Melhores estratégias para lidar com a raiva

A seguir, as especialistas ensinam como evitar a perda do controle emocional devido à raiva:

  • Se você teve um aborrecimento com alguém, tente se acalmar primeiro antes de reagir. Se você se irritou enquanto estava conversando, respire profundamente, conte até 10 e lembre-se de que não adianta perder o controle, pois isso provavelmente não resolverá o problema;
  • Pratique exercícios respiratórios. Puxe o ar em quatro tempos, segure-o em quatro tempos, solte pela boca em seis tempos e recomece por umas 20 vezes. Isso ajuda a ativar o córtex pré-frontal do cérebro, região importante para o bom desempenho de nossas habilidades cognitivas, como atenção, resolução de problemas e tomada de decisão;
  • Faça relaxamento muscular: tensione cada músculo do corpo e, então, relaxe-os conscientemente para ajudar a se acalmar mentalmente e fisicamente;
  • Saia do ambiente, se isso for possível;
  • Reflita: será que há outro modo de ver o que está acontecendo?

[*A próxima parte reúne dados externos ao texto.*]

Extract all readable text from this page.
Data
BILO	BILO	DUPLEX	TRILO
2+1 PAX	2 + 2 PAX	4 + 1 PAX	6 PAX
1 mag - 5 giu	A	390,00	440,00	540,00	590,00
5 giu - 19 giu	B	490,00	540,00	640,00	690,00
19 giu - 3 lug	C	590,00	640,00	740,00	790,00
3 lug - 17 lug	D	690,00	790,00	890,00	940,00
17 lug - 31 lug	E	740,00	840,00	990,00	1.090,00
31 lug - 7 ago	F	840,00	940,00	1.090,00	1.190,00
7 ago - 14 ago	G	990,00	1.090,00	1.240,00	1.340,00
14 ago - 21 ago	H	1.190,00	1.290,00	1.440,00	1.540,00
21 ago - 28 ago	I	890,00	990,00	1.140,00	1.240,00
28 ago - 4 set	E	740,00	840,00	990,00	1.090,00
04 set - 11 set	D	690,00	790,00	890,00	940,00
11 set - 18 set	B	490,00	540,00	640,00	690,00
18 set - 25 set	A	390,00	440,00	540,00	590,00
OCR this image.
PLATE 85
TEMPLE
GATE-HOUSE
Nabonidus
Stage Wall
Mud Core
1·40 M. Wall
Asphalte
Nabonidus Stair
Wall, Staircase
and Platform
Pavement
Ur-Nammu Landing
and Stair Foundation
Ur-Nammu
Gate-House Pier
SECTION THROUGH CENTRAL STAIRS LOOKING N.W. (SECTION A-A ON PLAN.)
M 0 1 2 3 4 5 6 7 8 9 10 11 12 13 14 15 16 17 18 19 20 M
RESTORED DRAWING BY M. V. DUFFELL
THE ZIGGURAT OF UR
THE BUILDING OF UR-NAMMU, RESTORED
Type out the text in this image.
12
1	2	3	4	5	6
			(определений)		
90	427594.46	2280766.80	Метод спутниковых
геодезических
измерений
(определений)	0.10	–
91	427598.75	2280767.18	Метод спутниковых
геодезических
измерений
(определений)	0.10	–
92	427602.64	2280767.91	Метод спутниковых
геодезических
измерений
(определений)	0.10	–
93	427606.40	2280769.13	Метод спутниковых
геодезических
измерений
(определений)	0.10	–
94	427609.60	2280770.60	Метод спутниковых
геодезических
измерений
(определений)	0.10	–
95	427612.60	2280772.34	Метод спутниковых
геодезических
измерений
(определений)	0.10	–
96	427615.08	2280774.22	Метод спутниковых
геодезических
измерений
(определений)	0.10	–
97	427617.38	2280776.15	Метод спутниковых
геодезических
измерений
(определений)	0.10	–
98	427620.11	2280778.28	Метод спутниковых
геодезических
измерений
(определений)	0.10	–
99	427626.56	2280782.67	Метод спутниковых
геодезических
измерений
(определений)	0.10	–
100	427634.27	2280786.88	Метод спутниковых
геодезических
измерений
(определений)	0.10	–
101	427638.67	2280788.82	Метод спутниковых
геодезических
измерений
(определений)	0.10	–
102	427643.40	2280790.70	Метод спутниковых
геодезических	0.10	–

  • Tome uma atitude quanto ao que o está aborrecendo que seja aceitável, como sair de perto, pedir explicações, falar de seus sentimentos e conversar abertamente sobre o assunto;
  • Exponha-se ao estressor. Isso é recomendado para muitos problemas, incluindo ansiedade, e envolve enfrentar algo que causa estresse, em doses pequenas, mas crescentes, até que você se sinta menos estressado e mais capaz de lidar com o estressor;
  • Invista no autoconhecimento. A psicoterapia é um ótimo caminho para começar a se entender mais e lidar melhor com os sentimentos;
  • Faça uma atividade divertida: assista a uma comédia, desenhe, dance, brinque com uma criança. Vale até ir com um grupo de amigos conhecer uma rage room. Se a intenção for uma brincadeira pontual, a experiência está indicada. Mas não esqueça de agendar também a sessão de terapia!